Approaching a student eating alone may put someone outside of their comfort zone; however, going those few extra steps and a simple, “Hey, can I sit with you?” allows the cafeteria to be a little more comforting. There are many ways to go about the initial approach, including security guard Fontaine Coleman’s, who has his own style of making distant teenagers feel welcomed.

“Me, being a people’s person, I would probably go up to them and see what’s going on [and] say hi,” Coleman said. “If I didn’t know them, [then I’d] introduce myself and would probably invite them to sit with me, even if I was in a group of people.¨

Coleman observes the students in the ACHS commons during lunch hours, making the environment more laid back and relaxed by initiating small talk with students and cracking jokes. Despite these efforts, teens continue to find themselves alone between the hours of 10 a.m. and 1 p.m. Is eating isolated inevitable within the generations to come, or can the school find a way to accept everyone?

One way kids can create unification in the lunchroom is if they participate in more school activities and get involved, whether it means joining the Spanish club or finding themselves at the lively football games on Friday nights. Being apart of these functions allows connections to form between other students, with some even leading to friendships. This lets someone recognize a person they saw at the game or club meeting and hopefully find a spot next to them at the lunch table.

Including others in daily activities might make the environment seem more welcoming and friendly. For example, offer if anyone wants the last Oreo in the package or set someone up to have a conversation. Asking someone how their day is going or what they’ve been up to can be enough chit-chat to brighten a person’s day.

These two ways to go about change are simple yet effective; however, not everyone will recognize the faces around them. It is true that majority of students grow up together throughout childhood due to mutual elementary schools or sports teams, but what about those who are new to the game? The majority of the time, the new kids are the ones without company, which gives an individual a better excuse to include them. A new student might be seeking someone to take them under their wing until they get themselves situated at school with friends and classes.

Take this opportunity and make the most of it because one day that person will never forget the time they made a new friend, which isn’t always easy in high school due to factors such as drama.

“People that have lived here for a while have all grown up together, and so they haven’t had an opportunity to experience change [because] they aren’t used to that,” Ames said. “Because I’m new here, not many people have came up and talked to me, so it’s like, ‘Are they judging me for being a new student or because of who I am?’”

Some people might dread lunch hour. It could be distracting noise that keeps one from finishing their homework, the food with a scent so strong it makes its way down the hall or the largest predicament possible: not having a guaranteed place to sit. The unknown is one of the greatest fears of mankind, which would explain why not knowing where to sit in the lunchroom is a common fear of a high school student, especially on the first day of school. With this information in mind, why not make the cafeteria an overall better place by including those who sit alone? In the end, it never hurts to ask.

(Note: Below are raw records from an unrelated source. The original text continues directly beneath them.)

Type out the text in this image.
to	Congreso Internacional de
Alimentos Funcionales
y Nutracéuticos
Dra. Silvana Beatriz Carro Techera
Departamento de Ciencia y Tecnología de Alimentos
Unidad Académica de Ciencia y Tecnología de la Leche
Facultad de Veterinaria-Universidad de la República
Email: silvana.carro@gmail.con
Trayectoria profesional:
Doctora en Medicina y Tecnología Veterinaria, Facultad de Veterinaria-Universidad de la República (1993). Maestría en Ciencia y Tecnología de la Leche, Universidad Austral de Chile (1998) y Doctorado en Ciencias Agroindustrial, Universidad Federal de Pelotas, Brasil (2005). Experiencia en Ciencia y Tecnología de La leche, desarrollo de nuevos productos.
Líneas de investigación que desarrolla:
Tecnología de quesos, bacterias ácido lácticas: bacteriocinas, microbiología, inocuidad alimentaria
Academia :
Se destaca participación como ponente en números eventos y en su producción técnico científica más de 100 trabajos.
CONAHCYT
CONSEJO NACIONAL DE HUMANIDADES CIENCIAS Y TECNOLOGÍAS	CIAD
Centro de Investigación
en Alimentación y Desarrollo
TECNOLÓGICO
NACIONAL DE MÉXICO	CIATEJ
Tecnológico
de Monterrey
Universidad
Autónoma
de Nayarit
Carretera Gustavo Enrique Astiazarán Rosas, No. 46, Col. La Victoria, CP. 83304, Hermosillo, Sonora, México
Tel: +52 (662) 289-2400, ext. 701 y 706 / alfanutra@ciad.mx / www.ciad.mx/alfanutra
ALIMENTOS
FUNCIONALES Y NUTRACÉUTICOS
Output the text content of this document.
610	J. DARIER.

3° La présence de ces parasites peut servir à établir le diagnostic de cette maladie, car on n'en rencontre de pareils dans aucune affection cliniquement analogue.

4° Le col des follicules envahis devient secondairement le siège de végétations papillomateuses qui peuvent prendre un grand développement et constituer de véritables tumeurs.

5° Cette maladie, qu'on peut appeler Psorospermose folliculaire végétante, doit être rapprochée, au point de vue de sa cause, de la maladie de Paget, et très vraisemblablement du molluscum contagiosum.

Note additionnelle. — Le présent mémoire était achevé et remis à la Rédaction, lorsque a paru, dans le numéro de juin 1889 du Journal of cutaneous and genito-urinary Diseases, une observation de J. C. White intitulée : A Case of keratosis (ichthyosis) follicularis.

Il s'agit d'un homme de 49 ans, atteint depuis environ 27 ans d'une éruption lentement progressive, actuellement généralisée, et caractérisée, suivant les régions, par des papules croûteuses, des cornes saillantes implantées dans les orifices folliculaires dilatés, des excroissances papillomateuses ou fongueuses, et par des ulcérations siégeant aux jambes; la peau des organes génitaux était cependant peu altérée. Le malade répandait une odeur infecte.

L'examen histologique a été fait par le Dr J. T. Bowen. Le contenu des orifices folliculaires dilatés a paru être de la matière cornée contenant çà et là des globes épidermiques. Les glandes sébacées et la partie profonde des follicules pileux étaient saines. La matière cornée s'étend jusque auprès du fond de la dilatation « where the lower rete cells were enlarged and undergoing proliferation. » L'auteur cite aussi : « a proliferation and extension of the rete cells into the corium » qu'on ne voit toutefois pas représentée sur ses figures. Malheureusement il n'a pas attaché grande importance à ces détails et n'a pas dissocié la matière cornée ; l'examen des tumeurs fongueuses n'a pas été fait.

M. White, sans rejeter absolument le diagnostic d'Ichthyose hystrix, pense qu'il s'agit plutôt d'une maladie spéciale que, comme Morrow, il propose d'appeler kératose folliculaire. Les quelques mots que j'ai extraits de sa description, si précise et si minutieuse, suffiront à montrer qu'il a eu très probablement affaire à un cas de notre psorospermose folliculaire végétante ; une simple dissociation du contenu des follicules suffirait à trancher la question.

There is no flaw, no fault, no shame in sitting alone if that is how someone spends their lunch hour, intentionally or not. The place where an individual sits does not have to determine their social status in the school. Fitting in comes with finding the right people to be surrounded by and trusting the process.

“You don’t have to be alone,“ Ames said. “You can always be yourself around people. Just be you and let them accept you. Don’t let people stop you from what you want to do and how you want to be.”

Never be afraid to reach out to someone new because it can be the littlest reminder that loneliness doesn’t have to be experienced in the lunchroom. Ironically enough, lunch is the one time in school that students can openly sit by whoever they want. Instead of promoting diversity, students can take advantage of being together and branch out in order to establish a more welcoming, positive environment for everyone.